Aku berjalan gontai sambil
meneteskan air mata , air mata kehilangan.
Dia, takkan pernah tau betapa
sakitnya aku saat itu, saat dia pergi dariku.
Aku tak mampu berkata apapun, aku
hanya menangis dalam diam, menyesali semuanya..
Aku mencoba tegar, aku mencoba terus
untuk menutup luka ini, luka yang kau beri.
Aku mencoba bahagia dengan apa yg
aku miliki saat itu..
Aku mencoba bertahan dengan senyumanku.
Ya tuhan, jaga dia selama dia jauh
dari sisiku.
Di dalam penantianku, ada seorang
pria datang dgn membawa sejuta cinta
Aku masih ingin diam, dan diam
menunggu cintaku kembali dalam pelukku.
Namun kehadirannya membuat aku
tertawa seperti dulu, tetapi sungguh dalam hati ini masih ada nama cinta
pertamaku.
Aku hanya mampu tertawa sesaat saja,
setelah itu kembali menangis dalam diamku, dalam penantianku.
Untuk sementara waktu, sakitku
terobati oleh kehadirannya di dalam sepiku.
Namun hanya sementara dan setelah
itu kami berpisah..
Tahun pun telah berganti namun
cintaku tak pernah kembali..
Aku tetap menunggu, menunggu dalam
ketidakpastian ini..
Sampai suatu hari, aku tau dia sudah
tak sendiri lagi, dia mempunyai seorang kekasih..
Aku hancuuuur saat itu..
Aku harus melihat cinta pertamaku
bersama wanitanya itu.
Aku menangis sejadi jadinya :’(
Aku terus menangis dalam diamku, aku
tak mampu lagi tersenyum saat itu..
Rasanya hatiku sangat sakit saat
itu, hatiku ada 1 dan akhirnya hancur berkeping-keping.

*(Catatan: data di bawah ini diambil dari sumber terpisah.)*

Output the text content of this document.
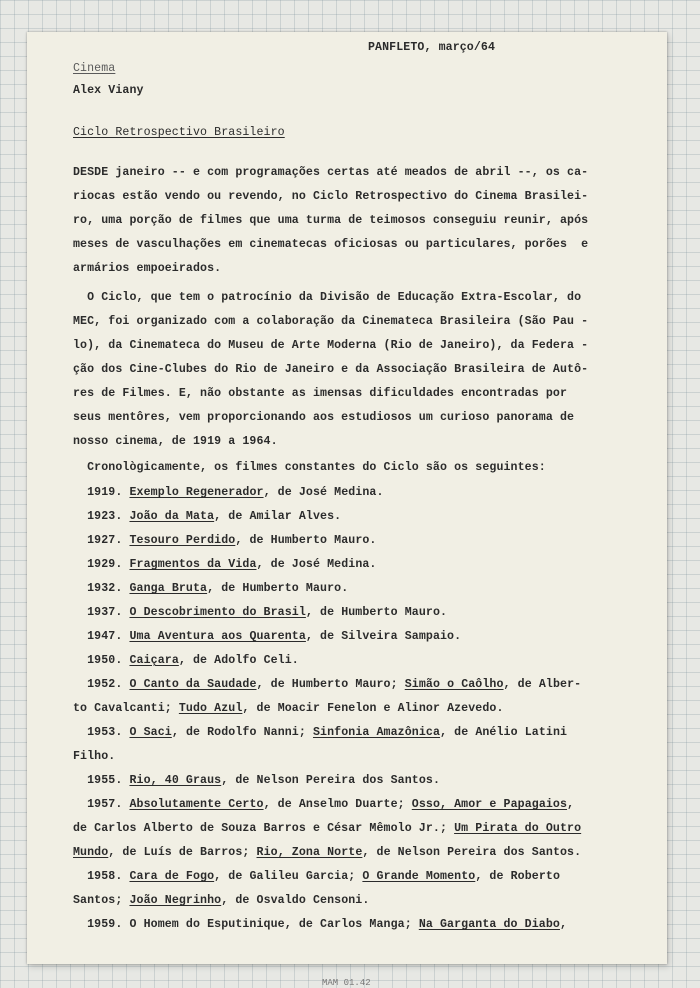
PANFLETO, março/64
Cinema
Alex Viany
Ciclo Retrospectivo Brasileiro
DESDE janeiro -- e com programações certas até meados de abril --, os ca-
riocas estão vendo ou revendo, no Ciclo Retrospectivo do Cinema Brasilei-
ro, uma porção de filmes que uma turma de teimosos conseguiu reunir, após
meses de vasculhações em cinematecas oficiosas ou particulares, porões  e
armários empoeirados.
O Ciclo, que tem o patrocínio da Divisão de Educação Extra-Escolar, do
MEC, foi organizado com a colaboração da Cinemateca Brasileira (São Pau -
lo), da Cinemateca do Museu de Arte Moderna (Rio de Janeiro), da Federa -
ção dos Cine-Clubes do Rio de Janeiro e da Associação Brasileira de Autô-
res de Filmes. E, não obstante as imensas dificuldades encontradas por
seus mentôres, vem proporcionando aos estudiosos um curioso panorama de
nosso cinema, de 1919 a 1964.
Cronològicamente, os filmes constantes do Ciclo são os seguintes:
1919. Exemplo Regenerador, de José Medina.
1923. João da Mata, de Amilar Alves.
1927. Tesouro Perdido, de Humberto Mauro.
1929. Fragmentos da Vida, de José Medina.
1932. Ganga Bruta, de Humberto Mauro.
1937. O Descobrimento do Brasil, de Humberto Mauro.
1947. Uma Aventura aos Quarenta, de Silveira Sampaio.
1950. Caiçara, de Adolfo Celi.
1952. O Canto da Saudade, de Humberto Mauro; Simão o Caôlho, de Alber-
to Cavalcanti; Tudo Azul, de Moacir Fenelon e Alinor Azevedo.
1953. O Saci, de Rodolfo Nanni; Sinfonia Amazônica, de Anélio Latini
Filho.
1955. Rio, 40 Graus, de Nelson Pereira dos Santos.
1957. Absolutamente Certo, de Anselmo Duarte; Osso, Amor e Papagaios,
de Carlos Alberto de Souza Barros e César Mêmolo Jr.; Um Pirata do Outro
Mundo, de Luís de Barros; Rio, Zona Norte, de Nelson Pereira dos Santos.
1958. Cara de Fogo, de Galileu Garcia; O Grande Momento, de Roberto
Santos; João Negrinho, de Osvaldo Censoni.
1959. O Homem do Esputinique, de Carlos Manga; Na Garganta do Diabo,
MAM 01.42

Tuhan, mengapa ini terjadi padaku??
Aku menutupi rapuhnya hatiku dgn
caraku sendiri.
Dan aku mencoba berpaling tapi
selalu saja gagal.
Akhirnya aku menemukan seorang pria,
yang sangat aku harapkan bisa menggantikan dia.
Namun ternyata aku salah, semua yg
aku usahakan gagal..
Entah apa yg aku rasakan saat itu,
aku galau..
Aku kecewa..
Aku harus rela DIA bersama
wanitanya…
Namun aku tak sekuat yang aku kira,
aku berharap aku mampu namun ternyata aku tak
mampu.
Aku terlalu rapuh untuk itu..
Namun aku tak putus asa, aku terus
menunggunya dan aku hanya menangis dalam diamku.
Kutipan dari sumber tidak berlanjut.